The Hamiltonian in the DMRG form is (we set $J=-1$ ):

$\mathbf {H} _{SB}=\mathbf {H} _{B}+\mathbf {H} _{U}+\sum _{\langle i,j\rangle }\mathbf {S} _{x_{i}}\mathbf {S} _{x_{j}}+\mathbf {S} _{y_{i}}\mathbf {S} _{y_{j}}+\mathbf {S} _{z_{i}}\mathbf {S} _{z_{j}}$

The operators are $(d*3*3*d)\times (d*3*3*d)$ matrices, $d=\dim({\mathfrak {H}}_{B})\equiv \dim({\mathfrak {H}}_{U})$ , for example:

$\langle f|\mathbf {H} _{B}|f'\rangle \equiv \langle u,t,s,r|H_{B}\otimes \mathbb {I} \otimes \mathbb {I} \otimes \mathbb {I} |u',t',s',r'\rangle$

$\mathbf {S} _{x_{B}}\mathbf {S} _{x_{l}}=S_{x_{B}}\mathbb {I} \otimes \mathbb {I} S_{x_{l}}\otimes \mathbb {I} \mathbb {I} \otimes \mathbb {I} \mathbb {I} =S_{x_{B}}\otimes S_{x_{l}}\otimes \mathbb {I} \otimes \mathbb {I}$

Step 2: Diagonalize the superblock Hamiltonian

At this point you must choose the eigenstate of the Hamiltonian for which some observables is calculated, this is the target state . At the beginning you can choose the ground state and use some advanced algorithm to find it, one of these is described in:

The Iterative Calculation of a Few of the Lowest Eigenvalues and Corresponding Eigenvectors of Large Real-Symmetric Matrices, Ernest R. Davidson; Journal of Computational Physics 17, 87-94 (1975)

This step is the most time-consuming part of the algorithm.

If $|\Psi \rangle =\sum \Psi _{i,j,k,w}|u_{i},t_{j},s_{k},r_{w}\rangle$ is the target state, expectation value of various operators can be measured at this point using $|\Psi \rangle$ .

Step 3: Reduce density matrix

Form the reduced density matrix $\rho$ for the first two block system, the block and the left-site. By definition it is the $(d*3)\times (d*3)$ matrix: $\rho _{i,j;i',j'}\equiv \sum _{k,w}\Psi _{i,j,k,w}\Psi _{i',j',k,w}$ Diagonalize $\rho$ and form the $m\times (d*3)$ matrix $T$ , which rows are the $m$ eigenvectors associated with the $m$ largest eigenvalues $e_{\alpha }$ of $\rho$ . So $T$ is formed by the most significant eigenstates of the reduced density matrix. You choose $m$ looking to the parameter $P_{m}\equiv \sum _{\alpha =1}^{m}e_{\alpha }$ : $1-P_{m}\cong 0$ .
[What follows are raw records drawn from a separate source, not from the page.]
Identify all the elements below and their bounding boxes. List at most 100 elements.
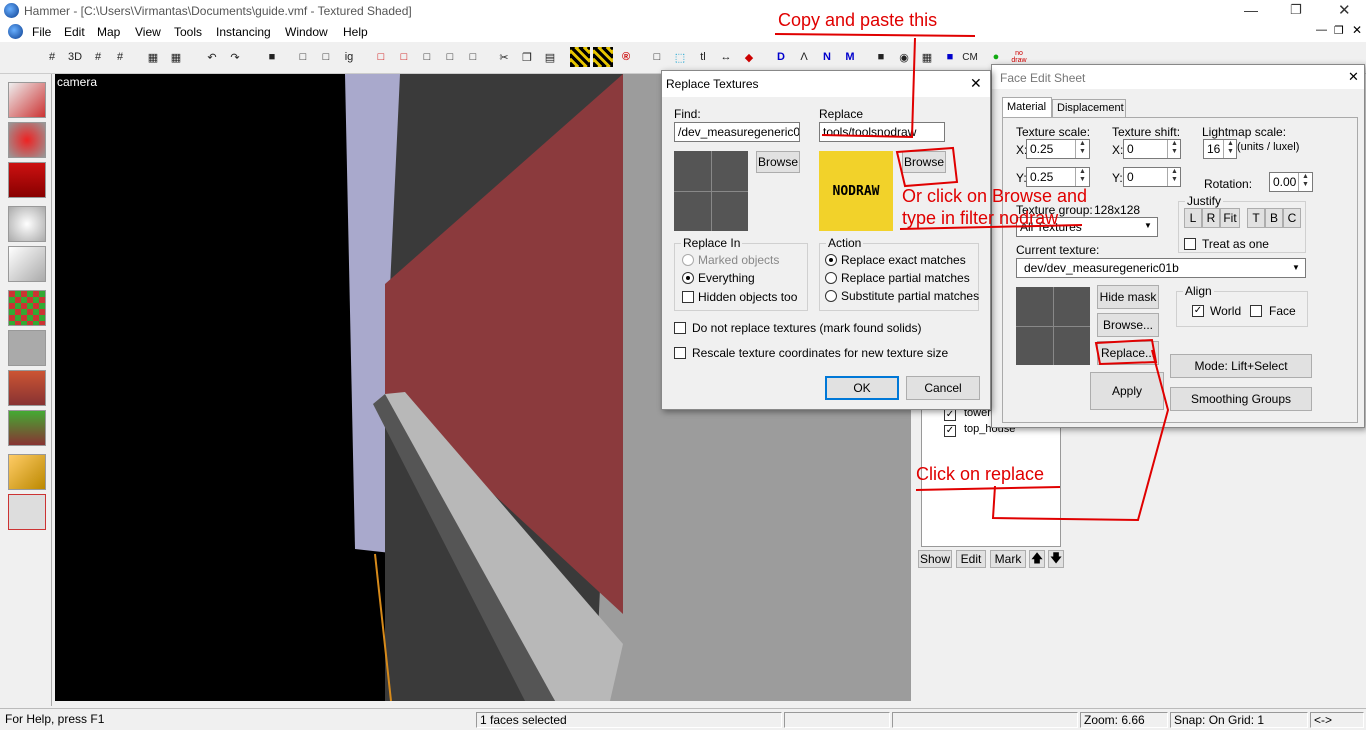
- exact-matches-radio[interactable]: [825, 254, 837, 266]
- decal-tool-icon[interactable]: [8, 370, 46, 406]
- menu-map[interactable]: Map: [97, 25, 120, 39]
- mode-button[interactable]: Mode: Lift+Select: [1170, 354, 1312, 378]
- apply-button[interactable]: Apply: [1090, 372, 1164, 410]
- select-dotted-icon[interactable]: ⬚: [670, 47, 690, 67]
- rescale-checkbox[interactable]: [674, 347, 686, 359]
- visgroup-checkbox-tower[interactable]: ✓: [944, 409, 956, 421]
- texture-browser-icon[interactable]: ▦: [917, 47, 937, 67]
- camera-tool-icon[interactable]: [8, 162, 46, 198]
- overlay-tool-icon[interactable]: [8, 410, 46, 446]
- group-icon[interactable]: ▦: [143, 47, 163, 67]
- tab-material[interactable]: Material: [1002, 97, 1052, 117]
- face-edit-close-icon[interactable]: ✕: [1348, 69, 1359, 85]
- menu-instancing[interactable]: Instancing: [216, 25, 271, 39]
- justify-left-button[interactable]: L: [1184, 208, 1202, 228]
- texture-group-dropdown-icon[interactable]: ▼: [1144, 221, 1152, 230]
- overlay-icon[interactable]: ■: [940, 47, 960, 67]
- shift-y-spinner-icon[interactable]: ▲ ▼: [1167, 168, 1181, 186]
- justify-top-button[interactable]: T: [1247, 208, 1265, 228]
- paste-icon[interactable]: ▤: [540, 47, 560, 67]
- clipping-tool-icon[interactable]: [8, 454, 46, 490]
- texture-lock-icon[interactable]: □: [463, 47, 483, 67]
- block-tool-icon[interactable]: [8, 246, 46, 282]
- scale-x-spinner-icon[interactable]: ▲ ▼: [1075, 140, 1089, 158]
- hide-icon[interactable]: □: [371, 47, 391, 67]
- marked-objects-radio[interactable]: [682, 254, 694, 266]
- apply-texture-icon[interactable]: [8, 330, 46, 366]
- tab-displacement[interactable]: Displacement: [1052, 99, 1126, 117]
- entity-tool-icon[interactable]: [8, 206, 46, 242]
- replace-field[interactable]: tools/toolsnodraw: [819, 122, 945, 142]
- rotation-spinner-icon[interactable]: ▲ ▼: [1298, 173, 1312, 191]
- clip-icon[interactable]: □: [316, 47, 336, 67]
- find-browse-button[interactable]: Browse: [756, 151, 800, 173]
- selection-tool-icon[interactable]: [8, 82, 46, 118]
- align-world-checkbox[interactable]: ✓: [1192, 305, 1204, 317]
- close-icon[interactable]: ✕: [1338, 1, 1351, 19]
- menu-window[interactable]: Window: [285, 25, 328, 39]
- select-box-icon[interactable]: □: [647, 47, 667, 67]
- everything-radio[interactable]: [682, 272, 694, 284]
- copy-icon[interactable]: ❐: [517, 47, 537, 67]
- replace-texture-button[interactable]: Replace...: [1097, 341, 1159, 365]
- cancel-button[interactable]: Cancel: [906, 376, 980, 400]
- cubemap-icon[interactable]: CM: [960, 47, 980, 67]
- align-face-checkbox[interactable]: [1250, 305, 1262, 317]
- cordon-icon[interactable]: □: [417, 47, 437, 67]
- current-texture-select[interactable]: dev/dev_measuregeneric01b: [1016, 258, 1306, 278]
- carve-icon[interactable]: ■: [262, 47, 282, 67]
- menu-help[interactable]: Help: [343, 25, 368, 39]
- vertex-tool-icon[interactable]: [8, 494, 46, 530]
- toggle-tl-icon[interactable]: tl: [693, 47, 713, 67]
- current-texture-dropdown-icon[interactable]: ▼: [1292, 263, 1300, 272]
- justify-bottom-button[interactable]: B: [1265, 208, 1283, 228]
- redo-icon[interactable]: ↷: [225, 47, 245, 67]
- hidden-objects-checkbox[interactable]: [682, 291, 694, 303]
- restore-icon[interactable]: ❐: [1290, 2, 1302, 18]
- lightmap-spinner-icon[interactable]: ▲ ▼: [1223, 140, 1237, 158]
- helpers-icon[interactable]: Λ: [794, 47, 814, 67]
- replace-dialog-close-icon[interactable]: ✕: [970, 75, 982, 92]
- show-button[interactable]: Show: [918, 550, 952, 568]
- menu-tools[interactable]: Tools: [174, 25, 202, 39]
- ok-button[interactable]: OK: [825, 376, 899, 400]
- child-restore-icon[interactable]: ❐: [1334, 24, 1344, 37]
- hide-mask-button[interactable]: Hide mask: [1097, 285, 1159, 309]
- run-map-icon[interactable]: [593, 47, 613, 67]
- shift-x-spinner-icon[interactable]: ▲ ▼: [1167, 140, 1181, 158]
- magnify-tool-icon[interactable]: [8, 122, 46, 158]
- ungroup-icon[interactable]: ▦: [166, 47, 186, 67]
- do-not-replace-checkbox[interactable]: [674, 322, 686, 334]
- texture-application-icon[interactable]: [8, 290, 46, 326]
- cut-icon[interactable]: ✂: [494, 47, 514, 67]
- visgroup-checkbox-top-house[interactable]: ✓: [944, 425, 956, 437]
- justify-fit-button[interactable]: Fit: [1220, 208, 1240, 228]
- smoothing-groups-button[interactable]: Smoothing Groups: [1170, 387, 1312, 411]
- cordon-edit-icon[interactable]: □: [440, 47, 460, 67]
- arrow-icon[interactable]: ↔: [716, 47, 736, 67]
- ignore-groups-icon[interactable]: ig: [339, 47, 359, 67]
- mark-button[interactable]: Mark: [990, 550, 1026, 568]
- models-icon[interactable]: M: [840, 47, 860, 67]
- 3d-grid-icon[interactable]: 3D: [65, 47, 85, 67]
- sprites-icon[interactable]: ■: [871, 47, 891, 67]
- justify-right-button[interactable]: R: [1202, 208, 1220, 228]
- model-icon[interactable]: ◆: [739, 47, 759, 67]
- menu-view[interactable]: View: [135, 25, 161, 39]
- child-close-icon[interactable]: ✕: [1352, 23, 1362, 37]
- menu-file[interactable]: File: [32, 25, 51, 39]
- substitute-matches-radio[interactable]: [825, 290, 837, 302]
- justify-center-button[interactable]: C: [1283, 208, 1301, 228]
- auto-visgroup-icon[interactable]: D: [771, 47, 791, 67]
- child-minimize-icon[interactable]: —: [1316, 24, 1327, 36]
- move-up-icon[interactable]: 🡅: [1029, 550, 1045, 568]
- undo-icon[interactable]: ↶: [202, 47, 222, 67]
- textured-icon[interactable]: N: [817, 47, 837, 67]
- compile-icon[interactable]: [570, 47, 590, 67]
- hollow-icon[interactable]: □: [293, 47, 313, 67]
- minimize-icon[interactable]: —: [1244, 2, 1258, 18]
- replace-browse-button[interactable]: Browse: [902, 151, 946, 173]
- edit-button[interactable]: Edit: [956, 550, 986, 568]
- record-icon[interactable]: ®: [616, 47, 636, 67]
- treat-as-one-checkbox[interactable]: [1184, 238, 1196, 250]
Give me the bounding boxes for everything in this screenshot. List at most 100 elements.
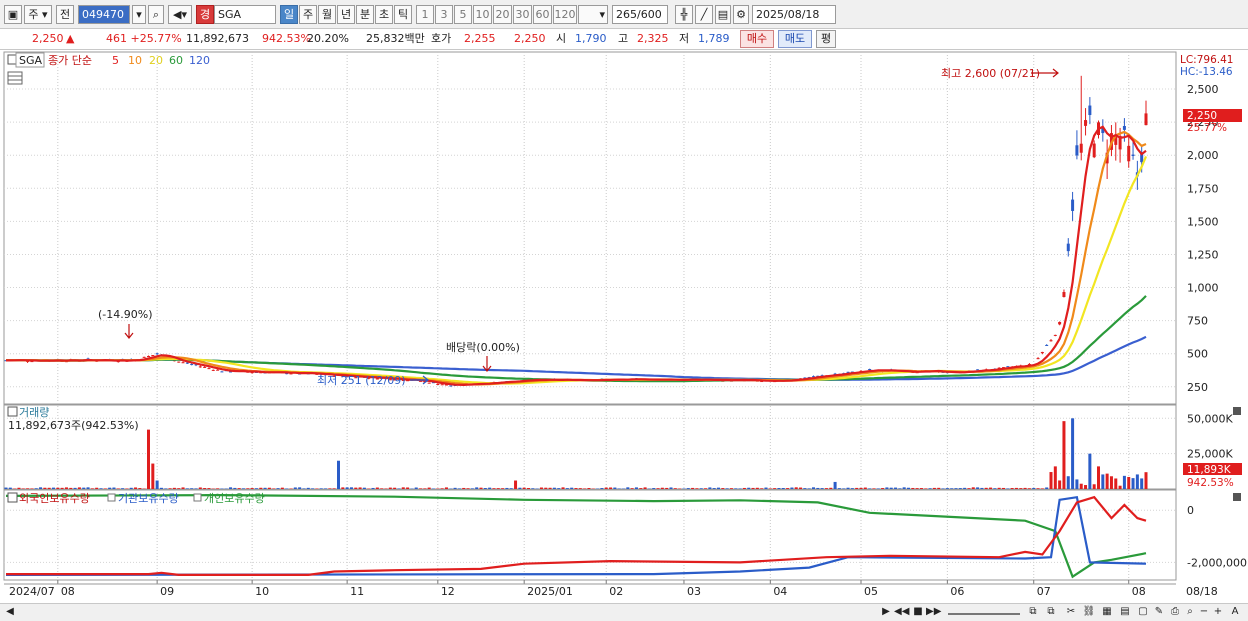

Step 4: New block and universe-block operators

Form the $(d*3)\times (d*3)$ matrix representation of operators for the system composite of the block and left-site, and for the system composite of right-site and universe-block, for example:

$H_{B-l}=H_{B}\otimes \mathbb {I} +S_{x_{B}}\otimes S_{x_{l}}+S_{y_{B}}\otimes S_{y_{l}}+S_{z_{B}}\otimes S_{z_{l}}$

$S_{x_{B-l}}=\mathbb {I} \otimes S_{x_{l}}$

$H_{r-U}=\mathbb {I} \otimes H_{U}+S_{x_{r}}\otimes S_{x_{U}}+S_{y_{r}}\otimes S_{y_{U}}+S_{z_{r}}\otimes S_{z_{U}}$

$S_{x_{r-U}}=S_{x_{r}}\otimes \mathbb {I}$

Now, form the $m\times m$ matrix representations of the new block and universe-block operators, form a new block by changing basis with the transformation $T$ , for example:

{\begin{matrix}&H_{B}=TH_{B-l}T^{\dagger }&S_{x_{B}}=TS_{x_{B-l}}T^{\dagger }\end{matrix}}

At this point the iteration is ended and the algorithm goes back to step 1. The algorithm stops successfully when the observable converges to some value.